If not now, when? Who is better suited? I believe he is a damn good
fit for the job.

Recursion

(56,582 posts)
9. No, single payer is not the sine qua non of Democratic thought on health care
Sat Feb 13, 2016, 02:39 PM
Feb 2016

I'd prefer a multi-tiered option like France has, personally, or the regional insurance co-operatives like Germany has. I don't trust Congress enough to hand over the keys to negotiating with providers to them (remember: the funding for single payer has to go through Paul Ryan -- even if he doesn't dare cut it I'm sure he'd be more than happy to reward some pharma or hospital group cronies).

For that matter, insurance profits are such a small piece of our health care problem ($200 billion out of $3 trillion, compared to $1 trillion to hospitals and $600 billion to physicians and $300 billion to pharma) that it's really low on my own personal list of priorities to solve.

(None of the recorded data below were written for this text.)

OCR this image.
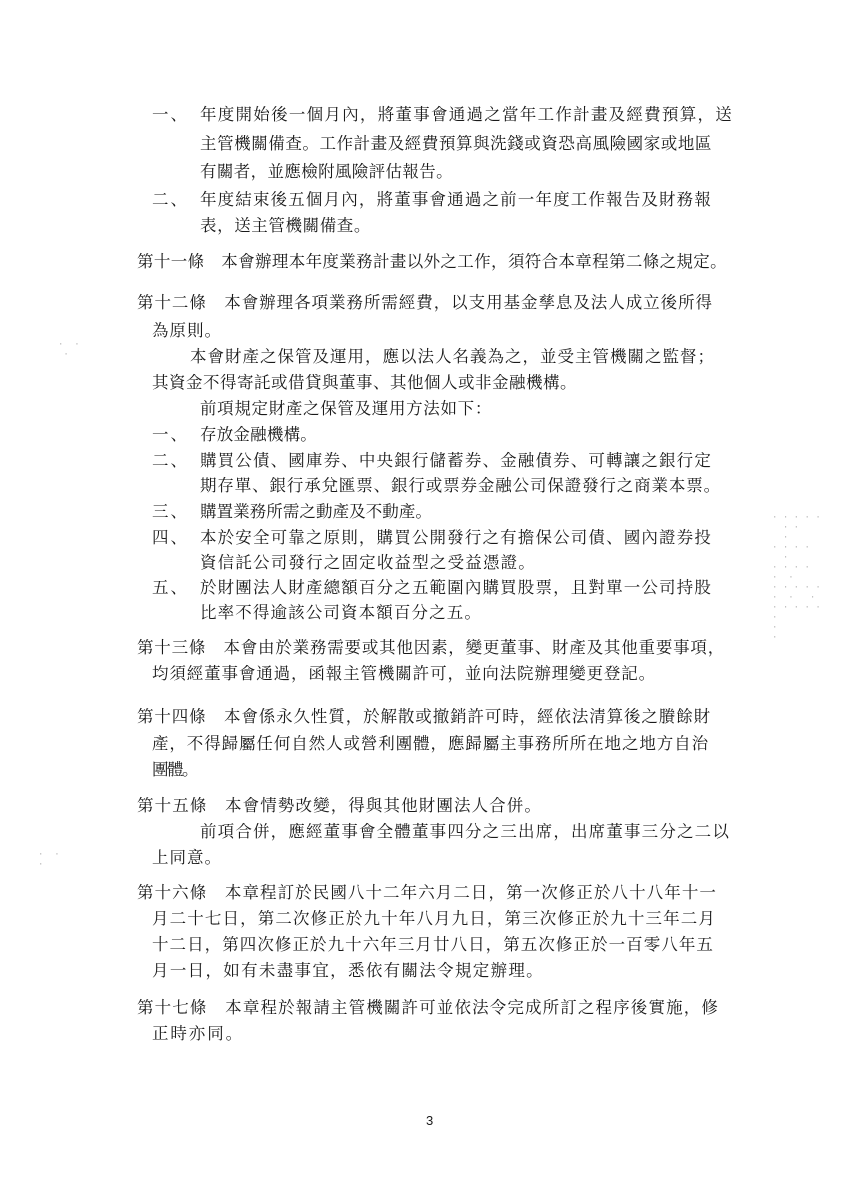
一、 年度開始後一個月內，將董事會通過之當年工作計畫及經費預算，送
主管機關備查。工作計畫及經費預算與洗錢或資恐高風險國家或地區
有關者，並應檢附風險評估報告。
二、 年度結束後五個月內，將董事會通過之前一年度工作報告及財務報
表，送主管機關備查。
第十一條　本會辦理本年度業務計畫以外之工作，須符合本章程第二條之規定。
第十二條　本會辦理各項業務所需經費，以支用基金孳息及法人成立後所得
為原則。
本會財產之保管及運用，應以法人名義為之，並受主管機關之監督；
其資金不得寄託或借貸與董事、其他個人或非金融機構。
前項規定財產之保管及運用方法如下：
一、 存放金融機構。
二、 購買公債、國庫券、中央銀行儲蓄券、金融債券、可轉讓之銀行定
期存單、銀行承兌匯票、銀行或票券金融公司保證發行之商業本票。
三、 購置業務所需之動產及不動產。
四、 本於安全可靠之原則，購買公開發行之有擔保公司債、國內證券投
資信託公司發行之固定收益型之受益憑證。
五、 於財團法人財產總額百分之五範圍內購買股票，且對單一公司持股
比率不得逾該公司資本額百分之五。
第十三條　本會由於業務需要或其他因素，變更董事、財產及其他重要事項，
均須經董事會通過，函報主管機關許可，並向法院辦理變更登記。
第十四條　本會係永久性質，於解散或撤銷許可時，經依法清算後之賸餘財
產，不得歸屬任何自然人或營利團體，應歸屬主事務所所在地之地方自治
團體。
第十五條　本會情勢改變，得與其他財團法人合併。
前項合併，應經董事會全體董事四分之三出席，出席董事三分之二以
上同意。
第十六條　本章程訂於民國八十二年六月二日，第一次修正於八十八年十一
月二十七日，第二次修正於九十年八月九日，第三次修正於九十三年二月
十二日，第四次修正於九十六年三月廿八日，第五次修正於一百零八年五
月一日，如有未盡事宜，悉依有關法令規定辦理。
第十七條　本章程於報請主管機關許可並依法令完成所訂之程序後實施，修
正時亦同。
3
· · · · ·
· ·
·
· · · ·
·
· · · ·
·  ·
· · · · ·
·  ·   ·
· · · · ·
·
·
·
·  ·
·
·  ·
·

We need to have a conversation in this country about how much providers make: yes, the impersonal pharmaceutical companies and big corporate hospitals will be easy to attack, but this will also include your doctor, whom you've known for years, and who makes on average twice as much as a doctor in Europe does. We also need her to make less money, while treating more people than she is now. That's a conversation we aren't having because we're so blindly focused on one particular type of financing reform, single payer.